25 Oct: When a read implies a write
When you read file of disk, you might assume the file is read and that's all you need to worry about. However any POSIX-compliant OS must also maintain the last access time (atime) of every file as part of stat(). This is along with the mtime (modification time, when the contents was last changed), and ctime (change time, when either the contents or some attribute was last changed). Per
http://pubs.opengroup.org/onlinepubs/7908799/xsh/sysstat.h.html:
time_t st_atime; /* time of last access */
time_t st_mtime; /* time of last modification */
time_t st_ctime; /* time of last status change */
Maintaining the atime means every time we read from a file, we must then write to the inode to update it's atime metadata. Clearly this is not ideal since a high read rate shouldn't also imply high write load on a filesystem.
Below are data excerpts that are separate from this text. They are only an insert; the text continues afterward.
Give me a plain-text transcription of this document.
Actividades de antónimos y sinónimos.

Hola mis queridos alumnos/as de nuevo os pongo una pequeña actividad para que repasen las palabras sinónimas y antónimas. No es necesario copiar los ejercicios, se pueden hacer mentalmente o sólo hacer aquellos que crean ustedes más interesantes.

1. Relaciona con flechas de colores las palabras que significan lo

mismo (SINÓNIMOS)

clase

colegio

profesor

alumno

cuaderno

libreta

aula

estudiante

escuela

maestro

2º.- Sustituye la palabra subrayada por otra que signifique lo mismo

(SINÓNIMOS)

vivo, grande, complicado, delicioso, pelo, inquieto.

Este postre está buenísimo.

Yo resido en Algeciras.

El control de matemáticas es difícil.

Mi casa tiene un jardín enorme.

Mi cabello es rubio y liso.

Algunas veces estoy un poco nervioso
Linux has developed a few filesystem options over the years to reduce the impact of this feature:
- noatime: completely disable access time updates
- relatime: only update the atime if the previous atime is older than the mtime or ctime, or the previous atime is over 24 hours old
- lazytime: introduced in Linux 4.0, update atime in memory but don't flush to disk until there's some other reason to do so (e.g. an actual write to the file), or when the inode is pushed out of memory (evicted from the cache) or if the previous atime is over 24 hours old (configurable with sysctl vm.dirtytime_expire_seconds, note the worst case is 2 * vm.dirtytime_expire_seconds so this is set to 12 hours by default[1])
So you can turn off atime update entirely if you want to, but its unlikely you'll get much performance gain over relatime (the default) or lazytime. Of course its worth understanding which option is in use as otherwise you might get the wrong impression of what stat is telling you.